Sara Harker ran the school until her retirement in 1951, at the age of 84. Hospitalized after a series of strokes for nearly three years, she was 89 years old at the time of her death.
Frank Cramer founded what is now The Harker School under the influence of David Starr Jordan, the first president of Stanford University. The school was a feeder school for the new university, which opened in 1891.
The school was first and briefly known as the Palo Alto Preparatory School for Boys. It was both a day and boarding school located in the home of Rev. W.D. Bishop on Waverley Street in Palo Alto. In 1892, the school was renamed Manzanita Hall.
Some years later, Cramer moved the school out to the town’s Alba Park “fringe area” of the late 1890s. By this time, the tiny campus was comprised of two buildings, Manzanita Hall and Madrone Hall.
J. Leroy Dixon, a well-known educator in the area, purchased the school from its founder in 1902, sold it, then bought it back it for a brief time. Dixon owned Manzanita Hall for a total of seven years. He once stated that while the school was under his ownership, “Manzanita Hall had students from all over the country and sent more boys to Stanford than any other school in the state.”

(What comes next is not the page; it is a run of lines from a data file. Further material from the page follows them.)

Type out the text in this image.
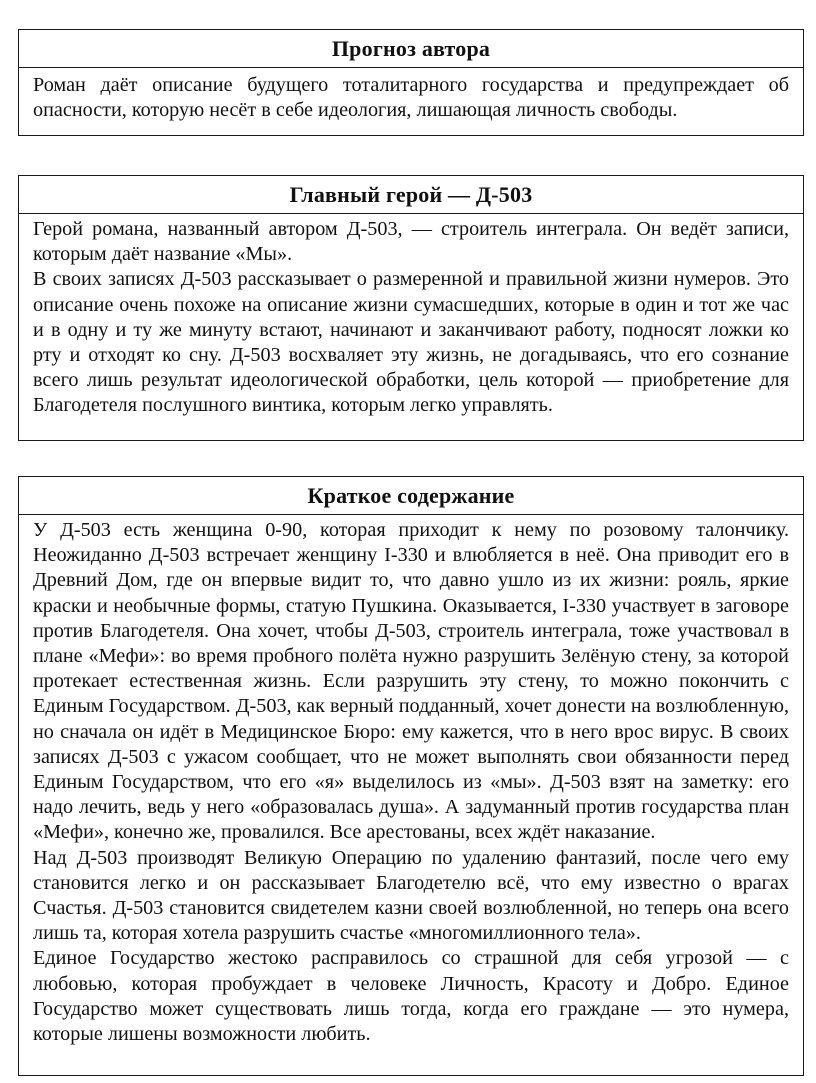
Прогноз автора

Роман даёт описание будущего тоталитарного государства и предупреждает об опасности, которую несёт в себе идеология, лишающая личность свободы.

Главный герой — Д-503

Герой романа, названный автором Д-503, — строитель интеграла. Он ведёт записи, которым даёт название «Мы».

В своих записях Д-503 рассказывает о размеренной и правильной жизни нумеров. Это описание очень похоже на описание жизни сумасшедших, которые в один и тот же час и в одну и ту же минуту встают, начинают и заканчивают работу, подносят ложки ко рту и отходят ко сну. Д-503 восхваляет эту жизнь, не догадываясь, что его сознание всего лишь результат идеологической обработки, цель которой — приобретение для Благодетеля послушного винтика, которым легко управлять.

Краткое содержание

У Д-503 есть женщина 0-90, которая приходит к нему по розовому талончику. Неожиданно Д-503 встречает женщину I-330 и влюбляется в неё. Она приводит его в Древний Дом, где он впервые видит то, что давно ушло из их жизни: рояль, яркие краски и необычные формы, статую Пушкина. Оказывается, I-330 участвует в заговоре против Благодетеля. Она хочет, чтобы Д-503, строитель интеграла, тоже участвовал в плане «Мефи»: во время пробного полёта нужно разрушить Зелёную стену, за которой протекает естественная жизнь. Если разрушить эту стену, то можно покончить с Единым Государством. Д-503, как верный подданный, хочет донести на возлюбленную, но сначала он идёт в Медицинское Бюро: ему кажется, что в него врос вирус. В своих записях Д-503 с ужасом сообщает, что не может выполнять свои обязанности перед Единым Государством, что его «я» выделилось из «мы». Д-503 взят на заметку: его надо лечить, ведь у него «образовалась душа». А задуманный против государства план «Мефи», конечно же, провалился. Все арестованы, всех ждёт наказание.

Над Д-503 производят Великую Операцию по удалению фантазий, после чего ему становится легко и он рассказывает Благодетелю всё, что ему известно о врагах Счастья. Д-503 становится свидетелем казни своей возлюбленной, но теперь она всего лишь та, которая хотела разрушить счастье «многомиллионного тела».

Единое Государство жестоко расправилось со страшной для себя угрозой — с любовью, которая пробуждает в человеке Личность, Красоту и Добро. Единое Государство может существовать лишь тогда, когда его граждане — это нумера, которые лишены возможности любить.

According to newspaper reporter Rosa Jensen, Manzanita Hall was not a military academy under Dixon’s ownership. Rather, the school “stressed cultural subjects, which he [Dixon] still feels make a good background for any career.”
In June 1919, ownership of Manzanita Hall once again changed hands, this time to Col. Richard P. Kelly. Under his leadership, the school altered its curriculum and was later moved to Parkinson Avenue. A boys’ camp was also established. In 1925, Manzanita Hall became known as the Palo Alto Military Academy.
Sarah Ellen Polk Harker was the mother of Catherine and Sara D. Harker, the women who founded and ran Miss Harker’s School for Girls in Palo Alto.
Mrs. Harker was born in Indiana on Oct. 28, 1845. She was two years old when her family embarked on the Oregon Trail. While on the trail her father, Adam, died of pneumonia after being exposed to bad weather while crossing a raging river.
Adam was a cousin of President James K. Polk. He came from Kentucky with his three sons to La Porte, Ind., and served (it is believed) as foreman for her grandfather, Nathaniel Winchell. Sarah’s parents married in 1842 and had two children together, Sarah and her sister Caroline.
Years later, Sarah married James Bartlett Harker, a native of New Jersey. He died the same year Catherine Harker opened her school. Sarah and James had three daughters: Catherine, Sara and Caroline. Tragedy struck the family again on June 18, 1893, when Caroline, the youngest daughter, committed suicide by drowning during a state of depression at age 22.
Sara D. Harker eventually left Portland, Ore., where the family had settled, to work at Miss Harker’s School. In 1902, Sarah’s sister Mrs. Caroline Wellman joined her. Together, the Harker women put all their energy into Miss Harker’s School.
Sarah Ellen’s daughters never married, but their much-loved students became their legacy.
The foundations of what would eventually become The Harker School were laid by Frank Cramer, one of the earliest residents of Palo Alto. After graduating from Lawrence College in Appleton, Wis., in 1886, Cramer worked as a teacher in his home state before moving to Palo Alto to attend Stanford University. A biologist and lifelong lover of the sciences, Cramer earned his master’s degree in zoology from Stanford in 1893.
In 1891, Stanford president David Starr Jordan influenced Cramer to open the Palo Alto Preparatory School for Boys. The school was renamed Manzanita Hall in 1892, and by September of 1894 the school had enrolled 24 students.
Palo Alto was a young but growing community at the time Cramer founded the school. In 1890, the city boasted only six buildings and 12 residents. Four years later, the number of buildings had jumped to 165 and the city had a population of 700.